WhatDoTheyKnow has been described by The Guardian as "an idiot's guide to making a freedom of information request." The Information Commissioner's Office has stated that it believes "the most up-to-date informal list of all public authorities is held on the website". Information released through the site has given rise to serious and less serious news stories. The site is used by a number of MPs.

The site was originally available only in English but a partially translated Welsh version was added in 2013.

==Finances==
In 2011, the site cost around £12,000 a year to run. The server costs are partly sponsored by Bytemark Hosting.

==History==
WhatDoTheyKnow started life as the winning idea for mySociety competition in 2006 for ideas for public interest websites to build. Both Phil Rodgers and Francis Irving entered the idea of a site to make it easy to make Freedom of Information requests. Francis Irving later became the main developer of the site, which was launched in 2008.

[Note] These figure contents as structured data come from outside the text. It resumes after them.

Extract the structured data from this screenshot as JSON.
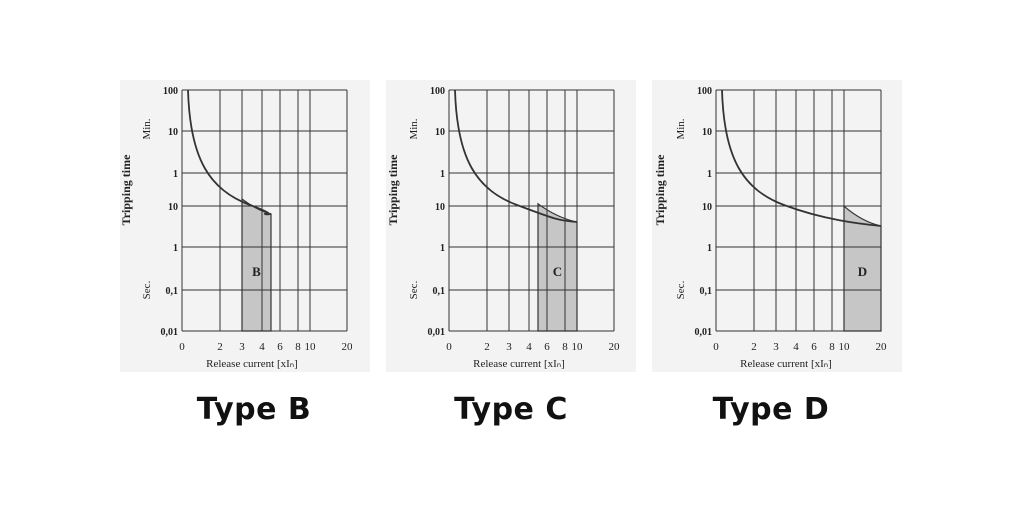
{
  "chart_data": [
    {
      "type": "line",
      "name": "Type B",
      "ylabel": "Tripping time",
      "unit_upper": "Min.",
      "unit_lower": "Sec.",
      "xlabel": "Release current [xIₙ]",
      "x_ticks": [
        "0",
        "2",
        "3",
        "4",
        "6",
        "8",
        "10",
        "20"
      ],
      "y_ticks_min": [
        "100",
        "10",
        "1"
      ],
      "y_ticks_sec": [
        "10",
        "1",
        "0,1",
        "0,01"
      ],
      "region_label": "B",
      "region_x": [
        3,
        5
      ],
      "curve_end_x": 5,
      "caption": "Type B"
    },
    {
      "type": "line",
      "name": "Type C",
      "ylabel": "Tripping time",
      "unit_upper": "Min.",
      "unit_lower": "Sec.",
      "xlabel": "Release current [xIₙ]",
      "x_ticks": [
        "0",
        "2",
        "3",
        "4",
        "6",
        "8",
        "10",
        "20"
      ],
      "y_ticks_min": [
        "100",
        "10",
        "1"
      ],
      "y_ticks_sec": [
        "10",
        "1",
        "0,1",
        "0,01"
      ],
      "region_label": "C",
      "region_x": [
        5,
        10
      ],
      "curve_end_x": 10,
      "caption": "Type C"
    },
    {
      "type": "line",
      "name": "Type D",
      "ylabel": "Tripping time",
      "unit_upper": "Min.",
      "unit_lower": "Sec.",
      "xlabel": "Release current [xIₙ]",
      "x_ticks": [
        "0",
        "2",
        "3",
        "4",
        "6",
        "8",
        "10",
        "20"
      ],
      "y_ticks_min": [
        "100",
        "10",
        "1"
      ],
      "y_ticks_sec": [
        "10",
        "1",
        "0,1",
        "0,01"
      ],
      "region_label": "D",
      "region_x": [
        10,
        20
      ],
      "curve_end_x": 20,
      "caption": "Type D"
    }
  ],
  "colors": {
    "grid": "#333333",
    "curve": "#333333",
    "region_fill": "#c6c6c6",
    "panel_bg": "#f3f3f3"
  }
}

The site was nominated for a number of awards:

- Daily Telegraph best green websites - ranked number 2
- New Media Awards - Democracy in Action Finalists 2008
- New Media Awards - Innovation Winner 2008

WhatDoTheyKnow volunteer Alex Skene gave evidence to Justice Committee related to Post-Legislative Scrutiny of the Freedom of Information Act 2000 on 21 February 2012.

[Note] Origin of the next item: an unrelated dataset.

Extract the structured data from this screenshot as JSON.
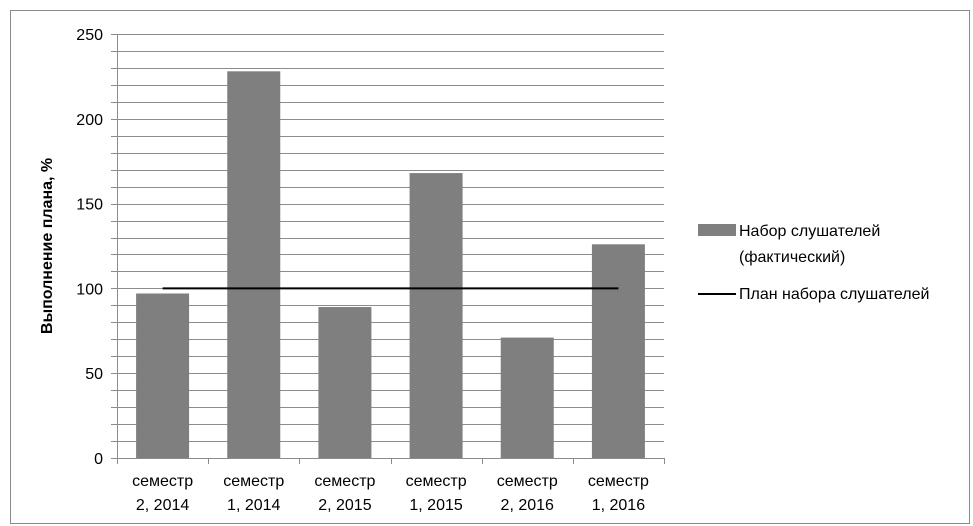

As with other mySociety citizen-to-government software, mySociety sells WhatDoTheyKnow as a service for councils. In April 2012, Brighton and Hove councillor Jason Kitkat announced:
“We [the council] are working with mySociety to adapt their WhatDoTheyKnow system to support a better workflow for freedom of information requests and proactive publishing of everything we release."

WhatDoTheyKnow was developed as open-source software. It now runs on the Alaveteli platform, which is itself an adaptation of the original code written to power WhatDoTheyKnow. Alaveteli was developed to make easier the process of setting up a site like WhatDoTheyKnow in other countries.